Artist | Kathmandu, Nepal
Born in 1995 and based in Kathmandu, Nepal, this multidisciplinary artist works across painting, mixed media, installation, and artist books. A graduate of Kathmandu University with a Bachelor of Fine Arts (BFA), she is also the Co-Director of Artudio, a leading center for contemporary art in Kathmandu, where she contributes to exhibitions, residencies, publications, and educational initiatives supporting artists and young learners.
Her practice is rooted in observation, memory, and emotional experience, with a sustained sensitivity toward silence, spatial nuance, and subtle shifts embedded in everyday life. Through slow, intuitive processes, material and form evolve in response to feeling rather than fixed representation. Urban ruins, domestic corners, overlooked objects, and traces of human presence frequently appear as quiet witnesses within her visual language, interwoven with inherited memories and unspoken emotional states.

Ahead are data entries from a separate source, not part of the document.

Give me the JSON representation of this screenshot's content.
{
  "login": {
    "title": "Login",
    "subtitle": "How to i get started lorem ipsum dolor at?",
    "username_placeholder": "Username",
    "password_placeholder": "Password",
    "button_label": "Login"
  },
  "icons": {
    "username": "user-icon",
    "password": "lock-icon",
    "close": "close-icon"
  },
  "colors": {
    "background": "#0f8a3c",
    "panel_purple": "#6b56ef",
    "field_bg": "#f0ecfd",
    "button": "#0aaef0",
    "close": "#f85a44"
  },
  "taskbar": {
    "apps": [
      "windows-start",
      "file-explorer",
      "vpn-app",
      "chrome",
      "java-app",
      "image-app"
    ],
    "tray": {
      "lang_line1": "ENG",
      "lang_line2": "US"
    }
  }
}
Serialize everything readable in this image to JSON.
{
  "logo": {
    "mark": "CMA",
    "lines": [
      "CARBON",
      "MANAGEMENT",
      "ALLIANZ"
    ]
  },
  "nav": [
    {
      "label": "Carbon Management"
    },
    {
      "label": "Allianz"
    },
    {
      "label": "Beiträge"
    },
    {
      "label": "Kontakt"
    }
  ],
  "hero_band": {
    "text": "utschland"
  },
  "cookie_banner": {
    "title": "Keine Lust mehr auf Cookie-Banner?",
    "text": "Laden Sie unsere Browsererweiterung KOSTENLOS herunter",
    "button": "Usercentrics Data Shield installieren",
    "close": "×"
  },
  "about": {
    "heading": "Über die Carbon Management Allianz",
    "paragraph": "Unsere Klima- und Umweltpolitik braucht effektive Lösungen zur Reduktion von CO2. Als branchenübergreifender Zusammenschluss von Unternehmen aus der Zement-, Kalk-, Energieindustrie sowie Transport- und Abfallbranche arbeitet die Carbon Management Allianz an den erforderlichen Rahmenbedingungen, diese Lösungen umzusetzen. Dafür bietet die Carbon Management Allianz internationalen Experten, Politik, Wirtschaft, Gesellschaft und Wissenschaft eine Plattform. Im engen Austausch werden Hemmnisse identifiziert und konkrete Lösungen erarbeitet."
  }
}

The series Between Colors and Spaces reflects on environments suspended between past and present. These works examine emotional and visual dissonance within spaces shaped by both tradition and modern transformation. By observing, fragmenting, and reconstructing remembered places, the series evokes inner dualities that mirror social change. Layers of color and spatial tension suggest the fragility of memory and the coexistence of continuity and rupture, inviting viewers to reflect on their own shifting landscapes.
Her artist books extend this inquiry. Through wordless narratives, she explores subtle growth embedded within daily gestures, challenging the search for fulfillment in distant ambitions. These quiet visual sequences reveal beauty within stillness and propose that profound transformation often unfolds in overlooked moments.
Exhibited widely in Nepal and internationally—including Zurich, Singapore, South Korea, and major institutions in Kathmandu, her work has received recognition such as the NEBASAS Best Illustration Award (2025) and the Ugrachandi Saman Siropa (2026).